- Born: Laila Zuberi 18 August 1957 (age 68) Karachi, Pakistan
- Occupation: TV actress
- Years active: 1984-present
- Spouse: Tariq Zuberi
- Children: 2

= Laila Zuberi =

Pakistani actress

Laila Zuberi (born 18 August 1957) is a Pakistani TV actress who has worked in many drama series and also appeared in the 2016 film Teri Meri Love Story. She was among the most popular and successful actresses of the 1980s and 1990s.

==Early life==
Laila Zuberi was born on 18 August 1957, in Karachi.

==Career==
Laila Zuberi started her career as a radio artist. Then in the 1980s, she came to television with dramas like, "Chhayon" (1984) and "Koshish" (1985). Since then, she has established herself as a TV actress through a number of television series. She appeared in the Geo TV show "Annie Ki Ayegi Barat" in 2012. She also appeared in another popular Hum TV drama, "Durr-e-Shehwar" in the same year. She also had an appearance in the Hum TV show "Kankar Shaista" in 2013. In 2014, she appeared in the film "Mohabbat Ab Nahin Hogi" in which she played a mother.

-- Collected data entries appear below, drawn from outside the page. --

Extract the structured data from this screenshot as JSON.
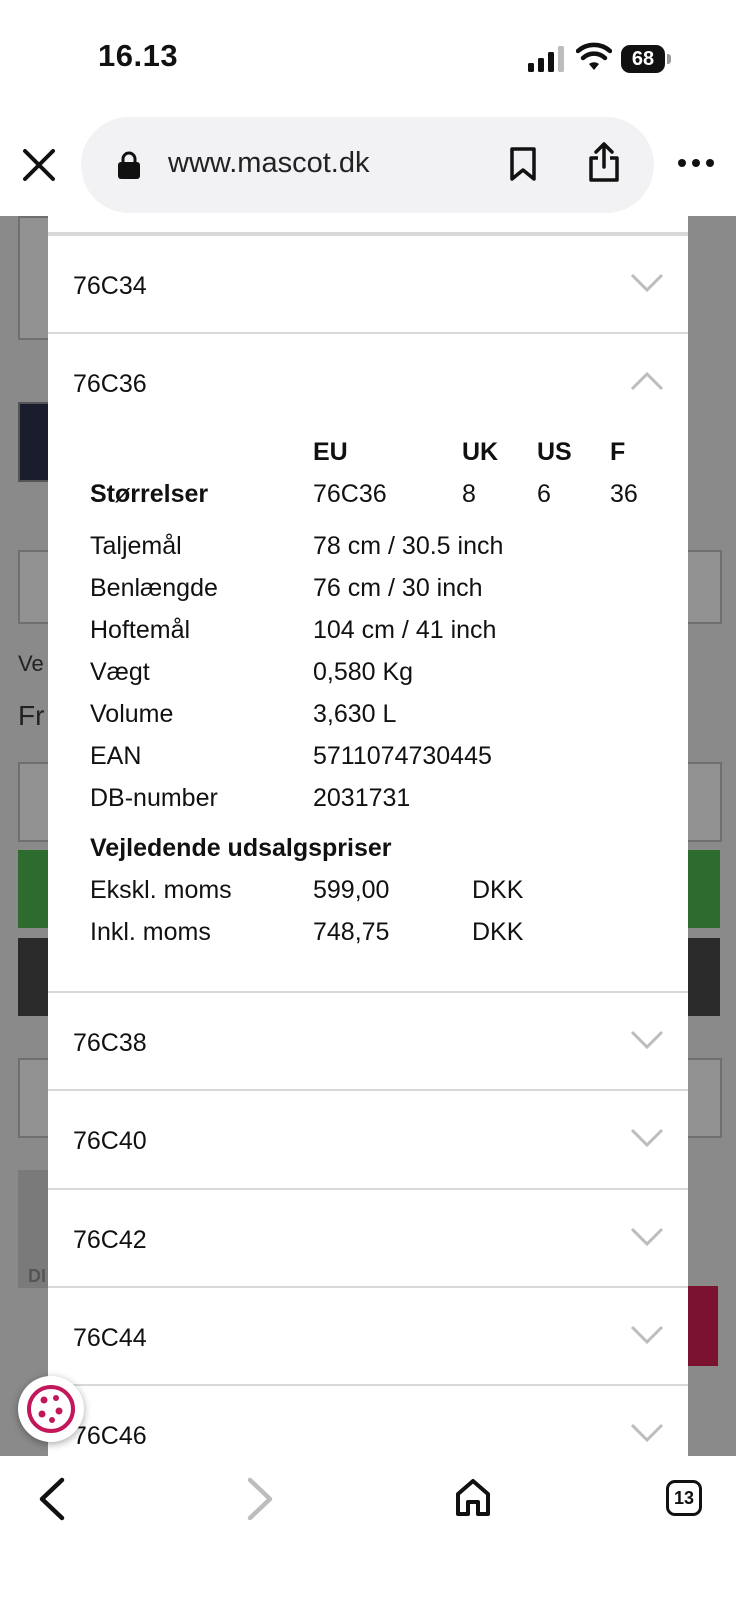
{
  "status_bar": {
    "time": "16.13",
    "battery": "68"
  },
  "browser": {
    "url": "www.mascot.dk",
    "tab_count": "13"
  },
  "accordion_before": [
    {
      "label": "76C34"
    }
  ],
  "expanded": {
    "label": "76C36",
    "headers": {
      "eu": "EU",
      "uk": "UK",
      "us": "US",
      "f": "F"
    },
    "sizes_row": {
      "label": "Størrelser",
      "eu": "76C36",
      "uk": "8",
      "us": "6",
      "f": "36"
    },
    "specs": [
      {
        "label": "Taljemål",
        "value": "78 cm / 30.5 inch"
      },
      {
        "label": "Benlængde",
        "value": "76 cm / 30 inch"
      },
      {
        "label": "Hoftemål",
        "value": "104 cm / 41 inch"
      },
      {
        "label": "Vægt",
        "value": "0,580 Kg"
      },
      {
        "label": "Volume",
        "value": "3,630 L"
      },
      {
        "label": "EAN",
        "value": "5711074730445"
      },
      {
        "label": "DB-number",
        "value": "2031731"
      }
    ],
    "prices_title": "Vejledende udsalgspriser",
    "prices": [
      {
        "label": "Ekskl. moms",
        "value": "599,00",
        "currency": "DKK"
      },
      {
        "label": "Inkl. moms",
        "value": "748,75",
        "currency": "DKK"
      }
    ]
  },
  "accordion_after": [
    {
      "label": "76C38"
    },
    {
      "label": "76C40"
    },
    {
      "label": "76C42"
    },
    {
      "label": "76C44"
    },
    {
      "label": "76C46"
    }
  ],
  "background_page": {
    "fragment_1": "Ve",
    "fragment_2": "Fr",
    "fragment_3": "DI"
  },
  "colors": {
    "accent_green": "#2e6b2e",
    "accent_red": "#7a1230",
    "cookie": "#c2185b"
  }
}
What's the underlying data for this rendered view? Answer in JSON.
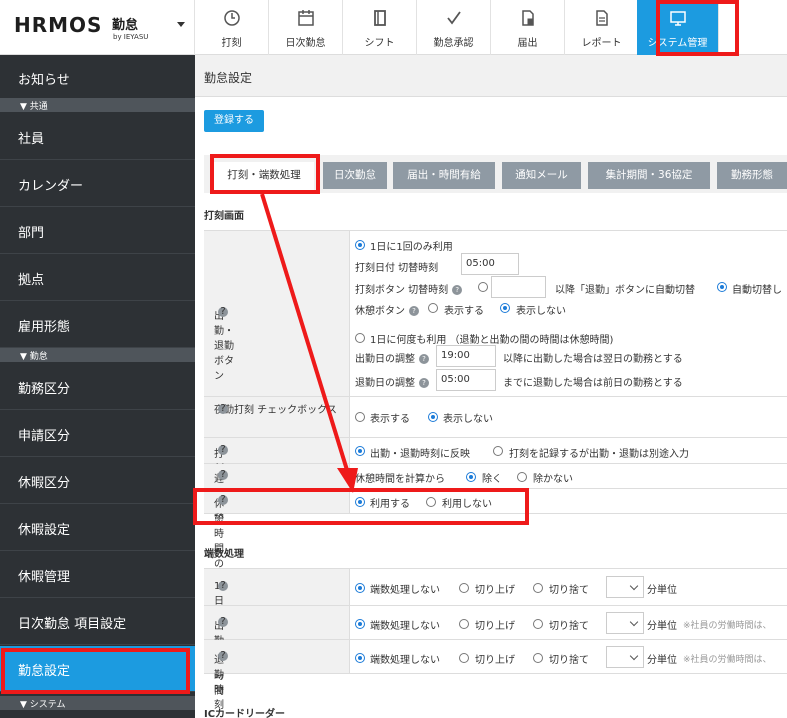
{
  "header": {
    "logo_main": "HRMOS",
    "logo_sub": "勤怠",
    "logo_by": "by IEYASU",
    "nav": [
      {
        "label": "打刻",
        "icon": "clock-icon"
      },
      {
        "label": "日次勤怠",
        "icon": "calendar-icon"
      },
      {
        "label": "シフト",
        "icon": "book-icon"
      },
      {
        "label": "勤怠承認",
        "icon": "check-icon"
      },
      {
        "label": "届出",
        "icon": "file-lock-icon"
      },
      {
        "label": "レポート",
        "icon": "document-icon"
      },
      {
        "label": "システム管理",
        "icon": "monitor-icon",
        "active": true
      }
    ]
  },
  "sidebar": {
    "items": [
      {
        "label": "お知らせ"
      },
      {
        "section": "▼ 共通"
      },
      {
        "label": "社員"
      },
      {
        "label": "カレンダー"
      },
      {
        "label": "部門"
      },
      {
        "label": "拠点"
      },
      {
        "label": "雇用形態"
      },
      {
        "section": "▼ 勤怠"
      },
      {
        "label": "勤務区分"
      },
      {
        "label": "申請区分"
      },
      {
        "label": "休暇区分"
      },
      {
        "label": "休暇設定"
      },
      {
        "label": "休暇管理"
      },
      {
        "label": "日次勤怠 項目設定"
      },
      {
        "label": "勤怠設定",
        "active": true
      },
      {
        "section": "▼ システム"
      }
    ]
  },
  "main": {
    "page_title": "勤怠設定",
    "register_button": "登録する",
    "tabs": [
      "打刻・端数処理",
      "日次勤怠",
      "届出・時間有給",
      "通知メール",
      "集計期間・36協定",
      "勤務形態"
    ],
    "stamp_section": "打刻画面",
    "stamp_rows": {
      "clock_button": {
        "label": "出勤・退勤ボタン",
        "once_option": "1日に1回のみ利用",
        "date_switch_label": "打刻日付 切替時刻",
        "date_switch_value": "05:00",
        "btn_switch_label": "打刻ボタン 切替時刻",
        "btn_switch_value": "",
        "btn_switch_after": "以降「退勤」ボタンに自動切替",
        "auto_switch_option": "自動切替し",
        "break_button_label": "休憩ボタン",
        "show": "表示する",
        "hide": "表示しない",
        "multi_option": "1日に何度も利用 （退勤と出勤の間の時間は休憩時間)",
        "in_adjust_label": "出勤日の調整",
        "in_adjust_value": "19:00",
        "in_adjust_after": "以降に出勤した場合は翌日の勤務とする",
        "out_adjust_label": "退勤日の調整",
        "out_adjust_value": "05:00",
        "out_adjust_after": "までに退勤した場合は前日の勤務とする"
      },
      "night_check": {
        "label": "夜勤打刻 チェックボックス",
        "show": "表示する",
        "hide": "表示しない"
      },
      "reflect": {
        "label": "打刻の反映",
        "opt1": "出勤・退勤時刻に反映",
        "opt2": "打刻を記録するが出勤・退勤は別途入力"
      },
      "late_early": {
        "label": "遅刻・早退",
        "text": "休憩時間を計算から",
        "opt1": "除く",
        "opt2": "除かない"
      },
      "auto_break": {
        "label": "休憩時間の自動追加",
        "opt1": "利用する",
        "opt2": "利用しない"
      }
    },
    "rounding_section": "端数処理",
    "rounding_rows": [
      {
        "label": "1日の総労働時間",
        "opt1": "端数処理しない",
        "opt2": "切り上げ",
        "opt3": "切り捨て",
        "unit": "分単位",
        "note": ""
      },
      {
        "label": "出勤時刻",
        "opt1": "端数処理しない",
        "opt2": "切り上げ",
        "opt3": "切り捨て",
        "unit": "分単位",
        "note": "※社員の労働時間は、"
      },
      {
        "label": "退勤時刻",
        "opt1": "端数処理しない",
        "opt2": "切り上げ",
        "opt3": "切り捨て",
        "unit": "分単位",
        "note": "※社員の労働時間は、"
      }
    ],
    "ic_section": "ICカードリーダー"
  },
  "colors": {
    "accent": "#1c9be0",
    "sidebar_bg": "#2d3135",
    "highlight": "#ee1a1a"
  }
}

The serial was broadcast on Hum TV. She also worked on "Laa", another Hum TV project, in the same year. In 2015, she gave another appearance as Ghazala's mother in the film "Jugnoo". The serial was broadcast on Hum TV. She also appeared in the 2016 film "Man Mayal". Laila Zuberi also appeared in "Sila" and the most-watched television serial "Udaari" in the same year. In 2017, she appeared in films such as "Aashna", "Baaghi", and others that are worth mentioning.

She is currently appearing in the serial "Sabaat," which stars Sarah Khan, Usama Khalid, Mawra Hussain, and others.

She has recently appeared in web series The Ending featuring Hassan Niazi, Faizan Shaikh, Haseeb Abbasi

==Personal life==
She is married to her cousin, Tariq Zuberi. Both have two daughters.

==Filmography==
===Television===

| Year | Serial | Role | Channel |
| 1984 | Aabroo | Hameeda | PTV |
| 1984 | Chhaon | Saira | PTV |
| 1985 | Koshish | Zaib | PTV |
| 1991 | Guest House | Zebunnisa Alam | PTV |
| 2009 | Tere pehlu main |  | Geo TV |
| 2011 | Jeena Tu Hai |  | PTV Home |  |
| 2012 | Annie Ki Ayegi Baraat |  | Geo TV |
| 2012 | Durr-e-Shehwar | Mrs. Habib | Hum TV |
| 2012–13 | Mera Pehla Pyar | Amna | ARY Digital |
| 2013 | Kankar | Shaista | Hum TV |
| 2014 | Laa |  | Hum TV |
| 2014 | Bay Emaan Mohabbat | Shagufta | ARY Digital |
| 2014 | Muhabbat Ab Nahi Hugi | Arham's mother | Hum TV |
| 2016 | Mann Mayal | Rahila | Hum TV |
| 2016 | Sila |  | Hum TV |
| 2015 | Jugnoo | Ghazala's mother | Hum TV |
| 2015 | Zinda Dargor | Tehmina | ARY Digital |
| 2016 | Udaari | Muneera Khalid | Hum TV |
| 2017 | Aashna | Erum's mother | Play Entertainment |
| 2016 | Bay Khudi | Saabra | ARY Digital |
| 2017 | Baaghi | Shehreyar‘s mother | Urdu 1 |
| 2018 | Pukaar | Samra's mother | ARY Digital |
| Mah-e-Tamaam | Taqi's Mother | Hum TV |
| Tajdeed e Wafa |  |
| Deedan | Zardaab's mother | A-Plus TV |
| Maryam Periera |  | TVOne |
| 2019 | Bewafa |  | ARY Digital |
| 2020 | Qurbatain | Zamal's mother | Hum TV |
| 2021 | Qissa Meherbano Ka | Safiya | Hum TV |
| 2023 | Muhabbat Gumshuda Meri | Sajida | Hum TV |
| 2024 | Pagal Khana | Zubaida | Green Entertainment |
| 2024 | Tan Man Neel O Neel | Shazia | Hum TV |

===Film===

| Year | Title | Role |
|---|---|---|
| 2016 | Teri Meri Love Story | Baby Aunty |

===Web series===

| Year | Title | Role | Notes |
|---|---|---|---|
| 2020 | Churails | Tabinda Rafi | Episode 7; released on Zee5^{[citation needed]} |

==Awards==
Laila received Pakistan Excellency Award in 2019.